Remember that double-loop governance supports double-loop learning. Single-loop learning focuses on avoiding failure. Double-loop learning focuses on using failure to recalibrate the underlying assumptions of the activity, this promotes the act of failing as a learning device, and a logic of rapid iterations of activities with open testing. In software development efforts, double-loop governance actively supports agile development decisions. In all endeavors, the ability to fail quickly and recover takes the fear out of trying new strategies. This almost guarantees a better final result.
5. Double-loop governance supports do-ocracy and emergent leadership.

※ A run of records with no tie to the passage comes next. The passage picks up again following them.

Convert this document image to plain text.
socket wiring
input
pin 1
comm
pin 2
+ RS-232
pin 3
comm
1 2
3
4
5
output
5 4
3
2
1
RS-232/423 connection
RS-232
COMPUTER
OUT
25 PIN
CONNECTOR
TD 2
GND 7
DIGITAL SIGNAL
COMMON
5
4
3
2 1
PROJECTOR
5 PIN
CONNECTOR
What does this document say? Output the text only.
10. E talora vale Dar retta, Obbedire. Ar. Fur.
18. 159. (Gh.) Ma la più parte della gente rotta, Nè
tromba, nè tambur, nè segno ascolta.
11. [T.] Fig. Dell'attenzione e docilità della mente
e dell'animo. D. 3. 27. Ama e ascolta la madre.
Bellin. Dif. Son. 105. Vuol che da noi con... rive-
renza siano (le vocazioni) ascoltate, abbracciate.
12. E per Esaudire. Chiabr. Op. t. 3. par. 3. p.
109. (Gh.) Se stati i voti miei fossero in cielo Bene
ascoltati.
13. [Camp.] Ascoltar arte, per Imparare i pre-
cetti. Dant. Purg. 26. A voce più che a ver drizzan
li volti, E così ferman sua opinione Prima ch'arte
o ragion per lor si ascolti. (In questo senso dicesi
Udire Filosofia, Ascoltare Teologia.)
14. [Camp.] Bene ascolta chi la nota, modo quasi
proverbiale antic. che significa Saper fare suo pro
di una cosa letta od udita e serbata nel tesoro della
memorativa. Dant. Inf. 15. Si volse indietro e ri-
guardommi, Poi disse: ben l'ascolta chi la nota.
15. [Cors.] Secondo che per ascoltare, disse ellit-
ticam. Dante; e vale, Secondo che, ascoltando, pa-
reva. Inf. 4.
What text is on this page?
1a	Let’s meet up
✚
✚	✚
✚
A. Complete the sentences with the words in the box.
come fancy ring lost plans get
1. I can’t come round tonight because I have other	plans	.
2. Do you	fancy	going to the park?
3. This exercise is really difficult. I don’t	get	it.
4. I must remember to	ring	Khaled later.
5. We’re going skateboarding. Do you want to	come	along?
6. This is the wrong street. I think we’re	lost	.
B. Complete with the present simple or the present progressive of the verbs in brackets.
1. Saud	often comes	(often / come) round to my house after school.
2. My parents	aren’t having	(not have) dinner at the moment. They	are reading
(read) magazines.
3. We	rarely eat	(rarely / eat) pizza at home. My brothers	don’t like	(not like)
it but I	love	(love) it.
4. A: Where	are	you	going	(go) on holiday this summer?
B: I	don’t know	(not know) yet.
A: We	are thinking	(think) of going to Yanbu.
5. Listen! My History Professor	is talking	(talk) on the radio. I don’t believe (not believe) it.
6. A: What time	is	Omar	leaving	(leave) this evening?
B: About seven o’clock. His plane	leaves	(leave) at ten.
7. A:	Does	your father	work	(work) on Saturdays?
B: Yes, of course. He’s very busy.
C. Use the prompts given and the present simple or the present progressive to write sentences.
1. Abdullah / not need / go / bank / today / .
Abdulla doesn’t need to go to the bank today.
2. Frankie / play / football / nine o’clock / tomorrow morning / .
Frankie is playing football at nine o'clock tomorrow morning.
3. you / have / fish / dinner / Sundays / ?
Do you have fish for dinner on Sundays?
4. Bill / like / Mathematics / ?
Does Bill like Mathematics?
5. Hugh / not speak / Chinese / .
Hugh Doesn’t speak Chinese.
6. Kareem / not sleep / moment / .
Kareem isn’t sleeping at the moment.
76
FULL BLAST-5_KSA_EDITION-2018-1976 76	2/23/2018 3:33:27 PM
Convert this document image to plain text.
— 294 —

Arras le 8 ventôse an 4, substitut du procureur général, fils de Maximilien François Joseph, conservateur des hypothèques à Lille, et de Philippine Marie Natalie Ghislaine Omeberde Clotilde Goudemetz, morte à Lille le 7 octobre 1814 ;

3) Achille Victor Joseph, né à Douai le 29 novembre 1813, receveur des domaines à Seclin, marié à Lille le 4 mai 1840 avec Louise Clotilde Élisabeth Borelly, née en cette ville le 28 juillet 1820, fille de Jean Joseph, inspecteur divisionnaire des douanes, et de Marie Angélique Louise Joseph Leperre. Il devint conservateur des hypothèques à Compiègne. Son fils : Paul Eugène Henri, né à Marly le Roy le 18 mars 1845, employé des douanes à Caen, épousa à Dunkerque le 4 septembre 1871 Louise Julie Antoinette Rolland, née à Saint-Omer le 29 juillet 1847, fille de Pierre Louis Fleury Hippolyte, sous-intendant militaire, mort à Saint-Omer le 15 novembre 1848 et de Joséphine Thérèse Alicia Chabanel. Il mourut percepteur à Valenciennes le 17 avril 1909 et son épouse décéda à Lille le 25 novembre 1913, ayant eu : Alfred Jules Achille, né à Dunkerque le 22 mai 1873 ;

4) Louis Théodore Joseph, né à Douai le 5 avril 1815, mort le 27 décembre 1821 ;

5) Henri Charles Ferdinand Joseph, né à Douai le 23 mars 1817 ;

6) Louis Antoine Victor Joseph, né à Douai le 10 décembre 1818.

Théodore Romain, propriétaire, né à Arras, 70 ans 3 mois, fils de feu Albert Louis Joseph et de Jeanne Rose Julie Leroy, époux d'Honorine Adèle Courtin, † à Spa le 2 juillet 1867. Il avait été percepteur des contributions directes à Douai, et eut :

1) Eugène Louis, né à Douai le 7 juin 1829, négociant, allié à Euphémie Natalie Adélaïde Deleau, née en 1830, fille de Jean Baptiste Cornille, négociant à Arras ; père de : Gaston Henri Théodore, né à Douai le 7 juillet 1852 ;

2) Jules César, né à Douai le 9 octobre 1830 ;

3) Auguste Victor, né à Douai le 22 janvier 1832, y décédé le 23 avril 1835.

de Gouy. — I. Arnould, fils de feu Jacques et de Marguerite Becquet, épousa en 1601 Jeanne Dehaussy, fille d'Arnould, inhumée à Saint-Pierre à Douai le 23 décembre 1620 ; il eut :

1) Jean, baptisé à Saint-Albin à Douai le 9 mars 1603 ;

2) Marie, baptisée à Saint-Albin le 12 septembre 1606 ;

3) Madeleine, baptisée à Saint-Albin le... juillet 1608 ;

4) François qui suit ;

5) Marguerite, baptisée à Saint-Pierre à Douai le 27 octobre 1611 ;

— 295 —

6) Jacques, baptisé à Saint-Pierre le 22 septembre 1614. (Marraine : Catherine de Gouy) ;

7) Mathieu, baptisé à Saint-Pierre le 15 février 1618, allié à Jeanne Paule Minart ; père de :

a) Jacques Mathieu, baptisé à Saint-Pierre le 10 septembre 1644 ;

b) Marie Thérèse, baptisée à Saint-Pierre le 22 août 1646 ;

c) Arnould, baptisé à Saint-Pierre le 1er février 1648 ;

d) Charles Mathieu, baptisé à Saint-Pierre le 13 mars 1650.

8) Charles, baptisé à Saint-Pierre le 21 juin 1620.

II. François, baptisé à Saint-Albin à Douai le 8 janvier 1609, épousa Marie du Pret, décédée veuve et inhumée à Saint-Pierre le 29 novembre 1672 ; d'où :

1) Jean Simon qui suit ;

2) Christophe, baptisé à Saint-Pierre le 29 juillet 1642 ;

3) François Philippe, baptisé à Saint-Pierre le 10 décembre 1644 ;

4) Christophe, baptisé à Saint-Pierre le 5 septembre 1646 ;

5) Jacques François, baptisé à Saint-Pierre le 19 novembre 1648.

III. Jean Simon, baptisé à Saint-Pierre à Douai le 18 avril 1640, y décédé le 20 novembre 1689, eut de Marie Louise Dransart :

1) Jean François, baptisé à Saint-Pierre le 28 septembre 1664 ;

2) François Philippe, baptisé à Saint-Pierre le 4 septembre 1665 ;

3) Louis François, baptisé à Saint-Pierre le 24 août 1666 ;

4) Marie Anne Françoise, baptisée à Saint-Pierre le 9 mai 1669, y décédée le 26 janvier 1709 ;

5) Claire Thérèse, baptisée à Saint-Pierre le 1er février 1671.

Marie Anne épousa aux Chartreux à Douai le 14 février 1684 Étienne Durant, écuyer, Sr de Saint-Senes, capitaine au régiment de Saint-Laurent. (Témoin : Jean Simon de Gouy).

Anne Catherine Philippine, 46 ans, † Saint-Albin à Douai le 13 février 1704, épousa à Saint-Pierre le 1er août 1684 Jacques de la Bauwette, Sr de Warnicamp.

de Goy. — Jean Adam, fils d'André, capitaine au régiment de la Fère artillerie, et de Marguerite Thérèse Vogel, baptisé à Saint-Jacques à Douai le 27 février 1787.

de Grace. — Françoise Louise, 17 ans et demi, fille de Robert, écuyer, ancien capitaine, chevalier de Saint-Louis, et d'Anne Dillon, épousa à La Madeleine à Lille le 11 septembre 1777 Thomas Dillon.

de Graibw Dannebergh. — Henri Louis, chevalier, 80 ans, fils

While not all double-loop governed organizations are strict meritocracies, the best find ways to recognize and reward achievements and contributions. One of the benefits of the network effect is an ability to reach out beyond the founding team and find people who have similar interests and valuable skills. As the network expands, the chances of encountering tomorrow’s leadership improves. When these people become engaged in activities and outcomes, they need to have a clear path to leading subgroups and then larger groups, and ultimately the organization.
Final Thoughts: Double-loop your organization and forget the guilt
Remember that decisions that don’t get made by the people who are supposed to make them get made anyhow by the people who need them. Even the decision not to decide today is made by someone. When decisions are guided by the values and vision of the organization, when the process is transparent, when the conflicts appear on the surface, when failure is just another chance at success, and when leadership opens up in front of those who have proven their worth: that is when institutional guilt has no purchase on the logic of your organization.
References:
Duckles, Beth M., Mark A. Hager, and Joseph Galaskiewicz (2005) “How Nonprofits Close: Using Narratives to Study Organizational Processes.” Pp. 169-203 in Qualitative Organizational Research: Best Papers from the Davis Conference on Qualitative Research, ed. Kimberly D. Elsbach. Greenwich, CT: Information Age Publishing.
Rice, R. E. & Cooper, S. (2010). Organizations and unusual routines: A systems analysis of dysfunctional feedback processes. Cambridge, UK: Cambridge University Press.